Hacker News new | past | comments | ask | show | jobs | submit login
My approach to automatic musical composition (flujoo.github.io)
224 points by hackoo on Feb 13, 2022 | hide | past | favorite | 39 comments



Most of this writeup is just a reinvention of Schenkerian analysis, and suffers from the same problem, in that you exercise a lot of editorial judgement in deciding which parts are the core/structural ideas and which parts are embellishment. That undermines the whole idea that this is automatic composition, because you are deciding a heck of a lot upfront. https://en.wikipedia.org/wiki/Schenkerian_analysis

The worked example also doesn't follow the stylistic rules that would make it satisfyingly authentic as a variation in the style of Beethoven. To calibrate: if you were to submit it as an exercise for music A-Level in the UK (age 16 pre-university) I don't think you would get a passing mark unless your teacher was feeling particularly generous.

But on the other hand, Classical style is incredibly refined and specific. They could have had much more success producing something following the example of Messiaen, who wrote a specific set of harmonic and rhythmic rules he was going to use for all his compositions which would be relatively easy to encode in a program. ("The technique of my musical language" is the 2-volume book I'm talking about and it's completely amazing btw. He really was an incredibly extraordinary person).

https://www.scribd.com/document/355450046/Messiaen-Olivier-T...


Schenker is pretty questionable anyway. He was a mediocre composer (at best) and it's perfectly possible to create credible multiple analyses of the same piece of music.

So while it's true that classical style(s) are very specific, it's also true they're all different. Bach, Mozart, Beethoven, and Chopin are not speaking the same language. They don't even speak the same language across their careers.

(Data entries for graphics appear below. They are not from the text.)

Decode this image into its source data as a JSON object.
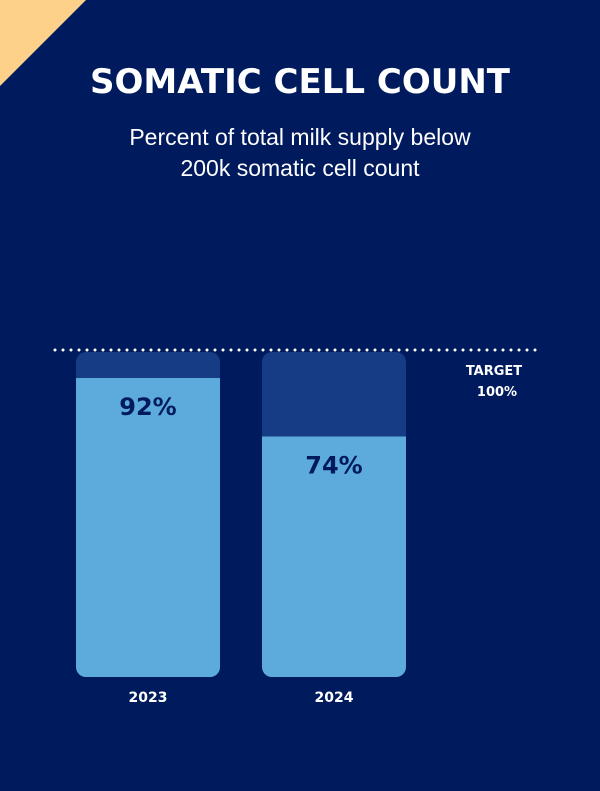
{
  "title": "SOMATIC CELL COUNT",
  "subtitle_line1": "Percent of total milk supply below",
  "subtitle_line2": "200k somatic cell count",
  "colors": {
    "background": "#001a5e",
    "accent_corner": "#fdd189",
    "bar_track": "#153c85",
    "bar_fill": "#5cabdc",
    "label_on_bar": "#001a5e",
    "text": "#ffffff"
  },
  "chart_data": {
    "type": "bar",
    "title": "SOMATIC CELL COUNT",
    "subtitle": "Percent of total milk supply below 200k somatic cell count",
    "categories": [
      "2023",
      "2024"
    ],
    "values": [
      92,
      74
    ],
    "value_labels": [
      "92%",
      "74%"
    ],
    "ylim": [
      0,
      100
    ],
    "xlabel": "",
    "ylabel": "",
    "target": {
      "value": 100,
      "label_line1": "TARGET",
      "label_line2": "100%"
    }
  }
}
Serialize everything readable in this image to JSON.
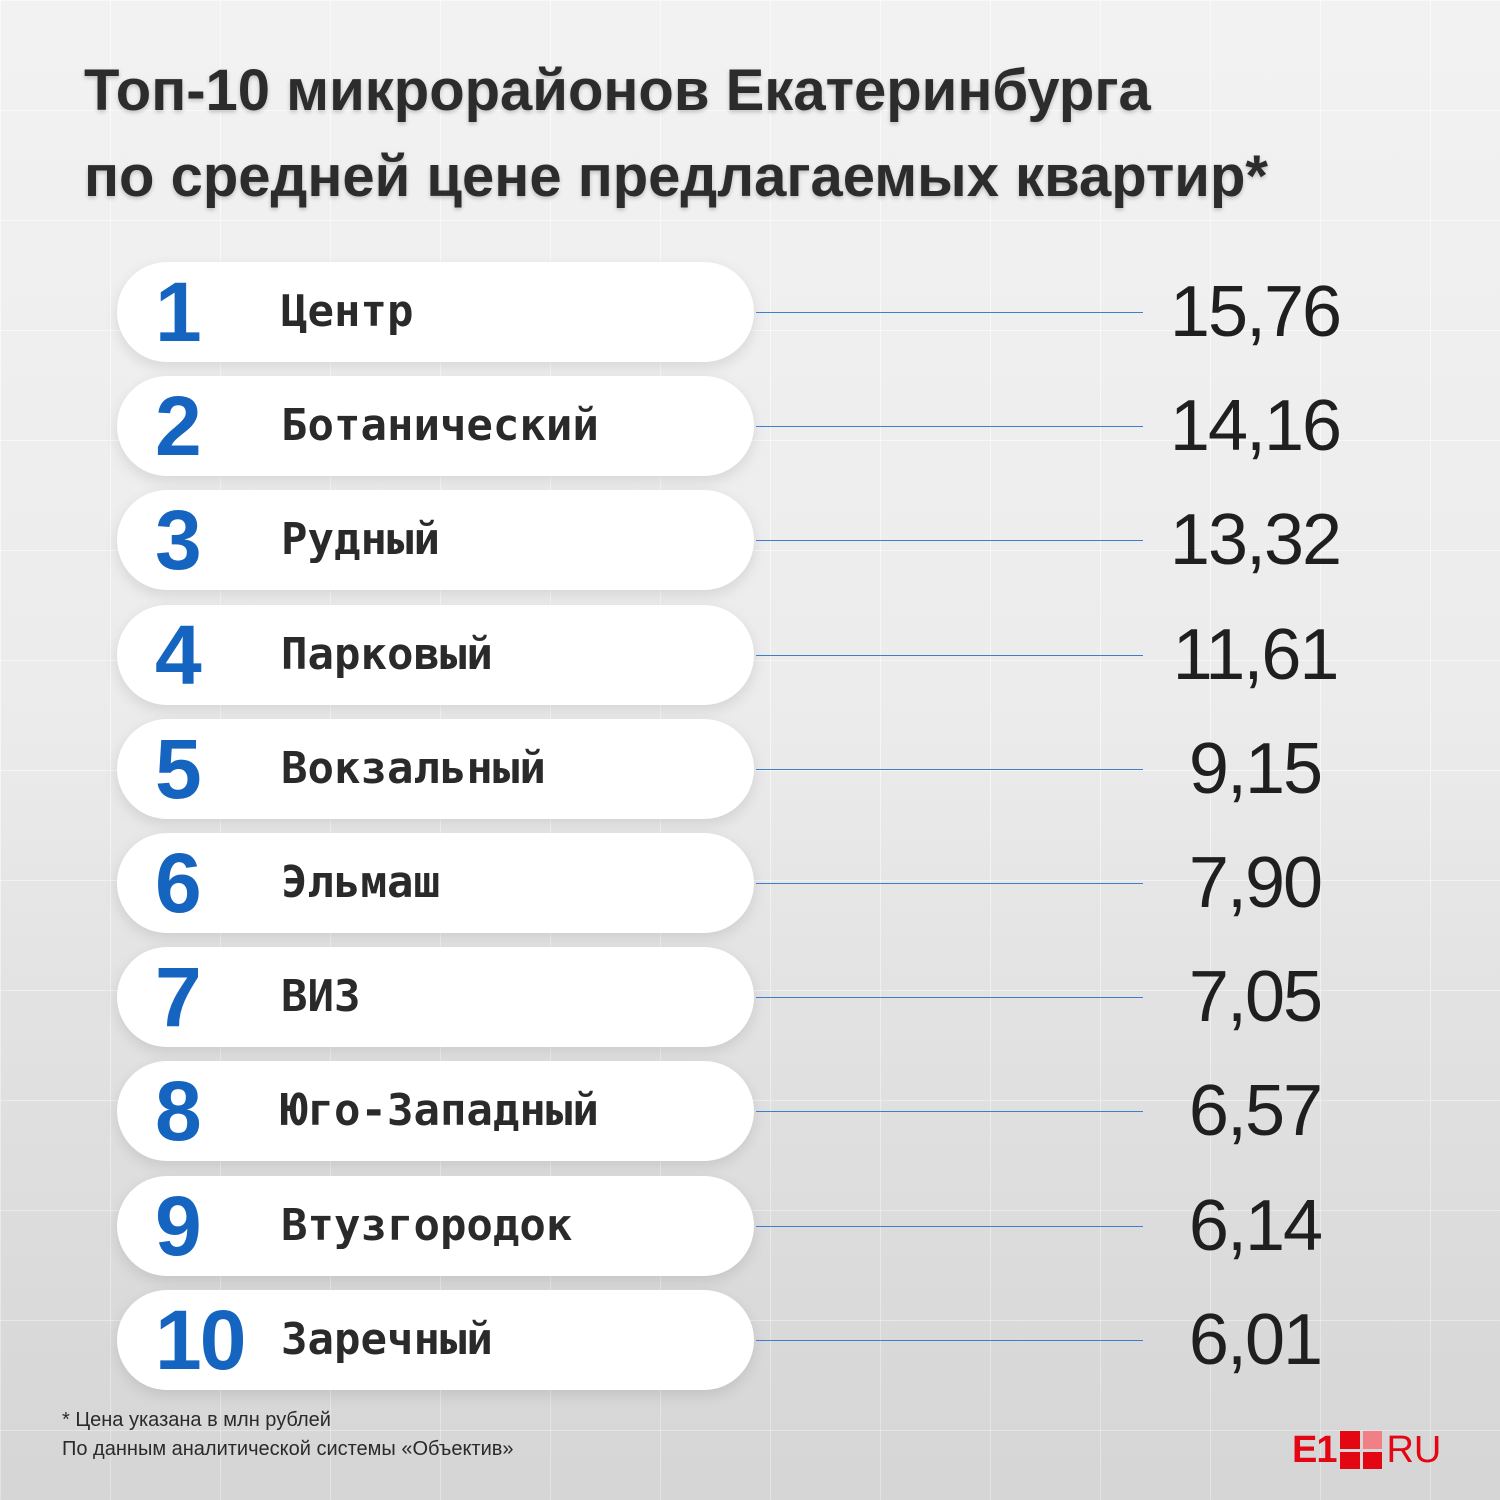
{
  "title": {
    "line1": "Топ-10 микрорайонов Екатеринбурга",
    "line2": "по средней цене предлагаемых квартир*"
  },
  "colors": {
    "rank": "#1565c0",
    "connector": "#3d7fc8",
    "pill": "#ffffff",
    "brand": "#e30613"
  },
  "chart_data": {
    "type": "table",
    "title": "Топ-10 микрорайонов Екатеринбурга по средней цене предлагаемых квартир*",
    "columns": [
      "rank",
      "district",
      "price"
    ],
    "rows": [
      {
        "rank": "1",
        "district": "Центр",
        "price": "15,76"
      },
      {
        "rank": "2",
        "district": "Ботанический",
        "price": "14,16"
      },
      {
        "rank": "3",
        "district": "Рудный",
        "price": "13,32"
      },
      {
        "rank": "4",
        "district": "Парковый",
        "price": "11,61"
      },
      {
        "rank": "5",
        "district": "Вокзальный",
        "price": "9,15"
      },
      {
        "rank": "6",
        "district": "Эльмаш",
        "price": "7,90"
      },
      {
        "rank": "7",
        "district": "ВИЗ",
        "price": "7,05"
      },
      {
        "rank": "8",
        "district": "Юго-Западный",
        "price": "6,57"
      },
      {
        "rank": "9",
        "district": "Втузгородок",
        "price": "6,14"
      },
      {
        "rank": "10",
        "district": "Заречный",
        "price": "6,01"
      }
    ]
  },
  "footnote": {
    "unit_note": "* Цена указана в млн рублей",
    "source": "По данным аналитической системы «Объектив»"
  },
  "logo": {
    "left": "E1",
    "right": "RU"
  }
}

So while there are common techniques - like the idea of elaboration - they're really just the most obvious surface features, and implementing them is not nearly enough to produce decent pastiche.

AI/Music research is littered with the the corpses of projects that have attempted to do this. It's an incredibly hard problem - because unlike a board game, the "rules" change all the time, and there is no clear definition of "winning."

You can certainly mass-produce musical content in a fairly simple style - say minimal techno - and then cherry pick the best output. But even that turns out to be harder than it seems, and it's not real AI unless you can formally define why some output is better than other output. Beyond some fairly minimal perceptual and psychoacoustic basics, there's almost no research into that.

Really, we know much less about music than we think we do. Theory, Schenker included, is a very basic introduction. The interesting bits happen elsewhere, and we really don't understand how they work.


Thank you for the link to Messiaen's book!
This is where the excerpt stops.